See IMS::LTI::Extensions::Canvas::ToolConfig and other classes/modules under the IMS::LTI::Extensions hierarchy for further options.

Notes

The DceLti provided controllers inherit from ApplicationController as defined in your application.

Consumer context info

For successful launches, the controller session hash will contain:

  • :context_id
  • :context_label
  • :context_title
  • :resource_link_id
  • :resource_link_title
  • :tool_consumer_instance_guid

These values come from the LTI values posted by the consumer.

After a successful launch

By default, a successful launch will redirect to your application's root_path.
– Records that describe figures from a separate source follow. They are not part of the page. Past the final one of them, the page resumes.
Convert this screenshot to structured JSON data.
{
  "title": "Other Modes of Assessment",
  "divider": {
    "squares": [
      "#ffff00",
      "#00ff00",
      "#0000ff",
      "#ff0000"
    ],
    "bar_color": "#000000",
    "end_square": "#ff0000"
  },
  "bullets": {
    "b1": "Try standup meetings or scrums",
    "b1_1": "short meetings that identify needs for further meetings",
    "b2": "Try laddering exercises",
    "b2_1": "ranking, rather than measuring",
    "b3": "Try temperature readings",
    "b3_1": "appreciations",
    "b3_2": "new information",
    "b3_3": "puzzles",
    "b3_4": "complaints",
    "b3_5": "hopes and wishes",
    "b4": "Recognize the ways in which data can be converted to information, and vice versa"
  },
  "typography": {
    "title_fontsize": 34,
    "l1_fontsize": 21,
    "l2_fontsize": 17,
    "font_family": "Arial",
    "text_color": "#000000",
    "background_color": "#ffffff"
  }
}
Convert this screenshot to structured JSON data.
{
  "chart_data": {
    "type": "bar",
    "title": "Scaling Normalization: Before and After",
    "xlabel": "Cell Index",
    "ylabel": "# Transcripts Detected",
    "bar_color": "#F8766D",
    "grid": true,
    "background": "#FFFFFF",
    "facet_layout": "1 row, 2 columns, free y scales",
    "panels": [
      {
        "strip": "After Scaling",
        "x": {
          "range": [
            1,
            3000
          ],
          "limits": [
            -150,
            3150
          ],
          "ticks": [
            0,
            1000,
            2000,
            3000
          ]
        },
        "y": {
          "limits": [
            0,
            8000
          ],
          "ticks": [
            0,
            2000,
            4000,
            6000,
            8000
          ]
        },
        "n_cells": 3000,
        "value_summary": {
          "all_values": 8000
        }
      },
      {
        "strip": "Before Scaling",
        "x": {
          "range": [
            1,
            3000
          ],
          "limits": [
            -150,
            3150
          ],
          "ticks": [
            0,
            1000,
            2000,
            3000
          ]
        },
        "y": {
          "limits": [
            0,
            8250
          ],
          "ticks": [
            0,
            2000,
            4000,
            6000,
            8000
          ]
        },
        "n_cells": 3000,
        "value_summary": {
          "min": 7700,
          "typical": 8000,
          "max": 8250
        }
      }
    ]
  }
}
This is configured via redirect_after_successful_auth which is evaluated in engine controller context. This method should have access to current_user, rails route helpers and other controller-specific context.

Invalid LTI Sessions

If an LTI session cannot be validated, dce_lti/sessions/invalid will be rendered. You can customize this output by creating a file named app/views/dce_lti/sessions/invalid.html.erb, per the default engine view resolution behavior.

Nonce cleanup

You can clean up lti-related nonces via the engine-provided dce_lti:clean_nonces rake task, which'll remove nonces older than 6 hours. You should probably run this in a cron job every hour or so. You can also just invoke DceLti::Nonce.clean on your own.

Contributors

  • Dan Collis-Puro - @djcp

License

This project is licensed under the same terms as Rails itself.